Updated: Dec 28, 2020
Three years ago, I moved for the first time in my life. This move wasn’t down the street, or to a new nearby California city. I moved across the country, from Laguna Beach, California to Ithaca, New York. Having grown up in Southern California, I was used to spending nearly every weekend at the beach with friends and was spoiled with year-round sunshine. Moving to New York for college was not only exciting, but also incredibly scary. Almost every time I mentioned that I was going to Cornell University, I was immediately peppered with questions “Are you prepared for the cold weather?” “Are you prepared for the cold people?” Though I had absolutely no idea what it meant to be “prepared,” and couldn’t decide if I was more scared about the new climate or about the new people, I got used to timidly answering, “I think so?...’”
After a week full of tearful goodbyes and a tornado-like attempt to put everything I owned into a suitcase and a duffel, I boarded a plane that would take me to the other side of the country. And, a within a week, I realized, much to my surprise, that I was, in fact, prepared for the new people. As terrifying as it initially was, I spent an inordinate amount of time during my first days of Orientation Week approaching other confused, afraid looking freshmen and asking them where they were from. I learned that many had made a very similar move to mine, many were from towns I knew nothing about, and that most were more than happy to make a new friend. Wherever you are heading for college, whether it be down the street, across the country, or across the world, I can promise you that you will never regret greeting a stranger with a smile, and that, in doing so, you might even find a lifelong friend.
About a month later, come November, I realized that I was completely unprepared for the weather. The cold was shocking and bitter. It turned out that the sweatshirts that had kept me warm and cozy during so many Southern California nights were laughable in the face of Ithaca’s rain and hail. And, the pair of rain-boots that had gotten me through a handful of California showers, slipped from under me each time I stepped out into the slushy Ithaca snow. The chalk-white sky wasn’t alone in laughing at me—all of my friends from the East Coast joined in.

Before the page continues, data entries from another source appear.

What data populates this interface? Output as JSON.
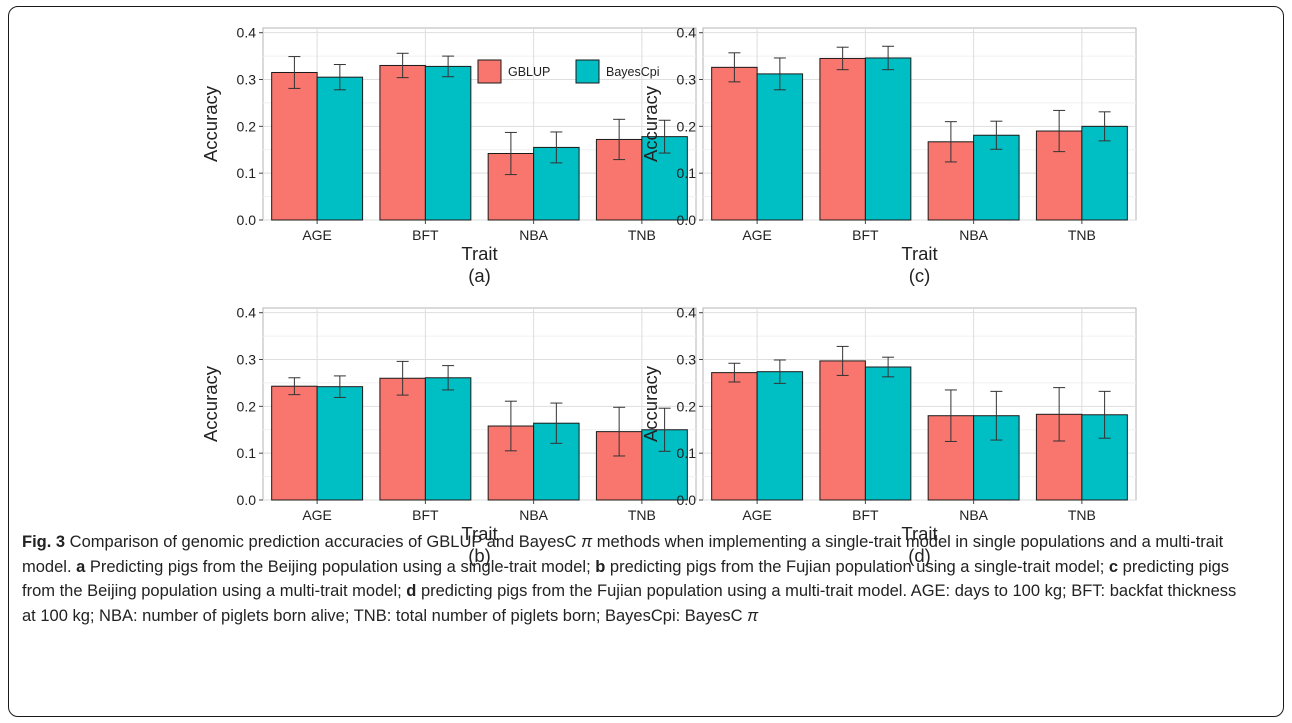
{
  "chart_data": [
    {
      "type": "bar",
      "panel_label": "(a)",
      "categories": [
        "AGE",
        "BFT",
        "NBA",
        "TNB"
      ],
      "series": [
        {
          "name": "GBLUP",
          "values": [
            0.315,
            0.33,
            0.142,
            0.172
          ],
          "errors": [
            0.034,
            0.026,
            0.045,
            0.043
          ]
        },
        {
          "name": "BayesCpi",
          "values": [
            0.305,
            0.328,
            0.155,
            0.178
          ],
          "errors": [
            0.027,
            0.022,
            0.033,
            0.035
          ]
        }
      ],
      "xlabel": "Trait",
      "ylabel": "Accuracy",
      "ylim": [
        0,
        0.41
      ],
      "yticks": [
        "0.0",
        "0.1",
        "0.2",
        "0.3",
        "0.4"
      ],
      "grid": true,
      "legend": "top-right"
    },
    {
      "type": "bar",
      "panel_label": "(c)",
      "categories": [
        "AGE",
        "BFT",
        "NBA",
        "TNB"
      ],
      "series": [
        {
          "name": "GBLUP",
          "values": [
            0.326,
            0.345,
            0.167,
            0.19
          ],
          "errors": [
            0.031,
            0.024,
            0.043,
            0.044
          ]
        },
        {
          "name": "BayesCpi",
          "values": [
            0.312,
            0.346,
            0.181,
            0.2
          ],
          "errors": [
            0.034,
            0.025,
            0.03,
            0.031
          ]
        }
      ],
      "xlabel": "Trait",
      "ylabel": "Accuracy",
      "ylim": [
        0,
        0.41
      ],
      "yticks": [
        "0.0",
        "0.1",
        "0.2",
        "0.3",
        "0.4"
      ],
      "grid": true
    },
    {
      "type": "bar",
      "panel_label": "(b)",
      "categories": [
        "AGE",
        "BFT",
        "NBA",
        "TNB"
      ],
      "series": [
        {
          "name": "GBLUP",
          "values": [
            0.243,
            0.26,
            0.158,
            0.146
          ],
          "errors": [
            0.018,
            0.036,
            0.053,
            0.052
          ]
        },
        {
          "name": "BayesCpi",
          "values": [
            0.242,
            0.261,
            0.164,
            0.15
          ],
          "errors": [
            0.023,
            0.026,
            0.043,
            0.046
          ]
        }
      ],
      "xlabel": "Trait",
      "ylabel": "Accuracy",
      "ylim": [
        0,
        0.41
      ],
      "yticks": [
        "0.0",
        "0.1",
        "0.2",
        "0.3",
        "0.4"
      ],
      "grid": true
    },
    {
      "type": "bar",
      "panel_label": "(d)",
      "categories": [
        "AGE",
        "BFT",
        "NBA",
        "TNB"
      ],
      "series": [
        {
          "name": "GBLUP",
          "values": [
            0.272,
            0.297,
            0.18,
            0.183
          ],
          "errors": [
            0.02,
            0.031,
            0.055,
            0.057
          ]
        },
        {
          "name": "BayesCpi",
          "values": [
            0.274,
            0.284,
            0.18,
            0.182
          ],
          "errors": [
            0.025,
            0.021,
            0.052,
            0.05
          ]
        }
      ],
      "xlabel": "Trait",
      "ylabel": "Accuracy",
      "ylim": [
        0,
        0.41
      ],
      "yticks": [
        "0.0",
        "0.1",
        "0.2",
        "0.3",
        "0.4"
      ],
      "grid": true
    }
  ],
  "colors": {
    "GBLUP": "#F8766D",
    "BayesCpi": "#00BFC4"
  },
  "caption": {
    "fig_label": "Fig. 3",
    "title": " Comparison of genomic prediction accuracies of GBLUP and BayesC ",
    "pi1": "π",
    "title_rest": " methods when implementing a single-trait model in single populations and a multi-trait model. ",
    "a_label": "a",
    "a_text": " Predicting pigs from the Beijing population using a single-trait model; ",
    "b_label": "b",
    "b_text": " predicting pigs from the Fujian population using a single-trait model; ",
    "c_label": "c",
    "c_text": " predicting pigs from the Beijing population using a multi-trait model; ",
    "d_label": "d",
    "d_text": " predicting pigs from the Fujian population using a multi-trait model. AGE: days to 100 kg; BFT: backfat thickness at 100 kg; NBA: number of piglets born alive; TNB: total number of piglets born; BayesCpi: BayesC ",
    "pi2": "π"
  }
}
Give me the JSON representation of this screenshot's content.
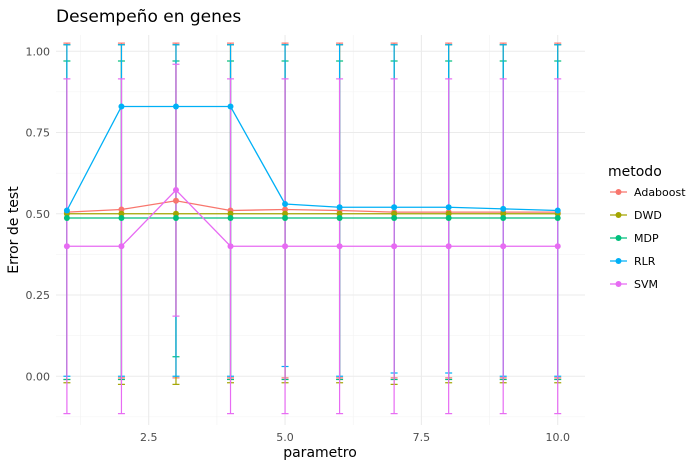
{
  "chart_data": {
    "type": "line",
    "title": "Desempeño en genes",
    "xlabel": "parametro",
    "ylabel": "Error de test",
    "xlim": [
      0.8,
      10.5
    ],
    "ylim": [
      -0.15,
      1.05
    ],
    "x_ticks": [
      2.5,
      5.0,
      7.5,
      10.0
    ],
    "x_tick_labels": [
      "2.5",
      "5.0",
      "7.5",
      "10.0"
    ],
    "y_ticks": [
      0.0,
      0.25,
      0.5,
      0.75,
      1.0
    ],
    "y_tick_labels": [
      "0.00",
      "0.25",
      "0.50",
      "0.75",
      "1.00"
    ],
    "grid": true,
    "legend": {
      "title": "metodo",
      "position": "right"
    },
    "x": [
      1,
      2,
      3,
      4,
      5,
      6,
      7,
      8,
      9,
      10
    ],
    "series": [
      {
        "name": "Adaboost",
        "color": "#F8766D",
        "values": [
          0.505,
          0.513,
          0.54,
          0.51,
          0.513,
          0.51,
          0.505,
          0.505,
          0.505,
          0.505
        ],
        "lower": [
          -0.01,
          -0.005,
          -0.005,
          -0.005,
          -0.005,
          -0.005,
          -0.005,
          -0.005,
          -0.005,
          -0.005
        ],
        "upper": [
          1.025,
          1.025,
          1.025,
          1.025,
          1.025,
          1.025,
          1.025,
          1.025,
          1.025,
          1.025
        ]
      },
      {
        "name": "DWD",
        "color": "#A3A500",
        "values": [
          0.5,
          0.5,
          0.5,
          0.5,
          0.5,
          0.5,
          0.5,
          0.5,
          0.5,
          0.5
        ],
        "lower": [
          -0.02,
          -0.025,
          -0.025,
          -0.02,
          -0.02,
          -0.02,
          -0.025,
          -0.02,
          -0.02,
          -0.02
        ],
        "upper": [
          1.02,
          1.02,
          1.02,
          1.02,
          1.02,
          1.02,
          1.02,
          1.02,
          1.02,
          1.02
        ]
      },
      {
        "name": "MDP",
        "color": "#00BF7D",
        "values": [
          0.487,
          0.487,
          0.487,
          0.487,
          0.487,
          0.487,
          0.487,
          0.487,
          0.487,
          0.487
        ],
        "lower": [
          -0.01,
          -0.01,
          0.06,
          -0.01,
          -0.01,
          -0.01,
          -0.01,
          -0.01,
          -0.01,
          -0.01
        ],
        "upper": [
          0.97,
          0.97,
          0.97,
          0.97,
          0.97,
          0.97,
          0.97,
          0.97,
          0.97,
          0.97
        ]
      },
      {
        "name": "RLR",
        "color": "#00B0F6",
        "values": [
          0.51,
          0.83,
          0.83,
          0.83,
          0.53,
          0.52,
          0.52,
          0.52,
          0.515,
          0.51
        ],
        "lower": [
          0.0,
          0.0,
          0.0,
          0.0,
          0.03,
          0.0,
          0.01,
          0.01,
          0.0,
          0.0
        ],
        "upper": [
          1.02,
          1.02,
          1.02,
          1.02,
          1.02,
          1.02,
          1.02,
          1.02,
          1.02,
          1.02
        ]
      },
      {
        "name": "SVM",
        "color": "#E76BF3",
        "values": [
          0.4,
          0.4,
          0.573,
          0.4,
          0.4,
          0.4,
          0.4,
          0.4,
          0.4,
          0.4
        ],
        "lower": [
          -0.115,
          -0.115,
          0.185,
          -0.115,
          -0.115,
          -0.115,
          -0.115,
          -0.115,
          -0.115,
          -0.115
        ],
        "upper": [
          0.915,
          0.915,
          0.96,
          0.915,
          0.915,
          0.915,
          0.915,
          0.915,
          0.915,
          0.915
        ]
      }
    ]
  }
}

They soon helped me buy an appropriate parka (which, at the time, I thought looked bulky and ridiculous, but I now cherish deeply), sturdy snow boots, scarves, and gloves. Once I was dressed for the cold, I was finally able to appreciate its beauty. The changing of the leaves from bright green to dark reds and oranges in the autumn is now my favorite time of year, and I love the adrenaline I feel as the cold takes my breath away in the winter.
Admittedly, during the fall and winter months I sometimes find myself missing the California sunshine. This is normal. If you move somewhere cold for college, find other West Coast friends who will be in the same boat as you. It’s okay to miss the beach and the sun, but do your best to embrace the seasons. Build a snowman! Go sledding! Have a snowball fight! Experiencing seasons will open your eyes to a whole world that you might not yet even realizes exists. Regardless of where you go, be prepared to keep a positive mind and to embrace change. Leaving behind familiarity can be terrifying, but there is no better way to grow.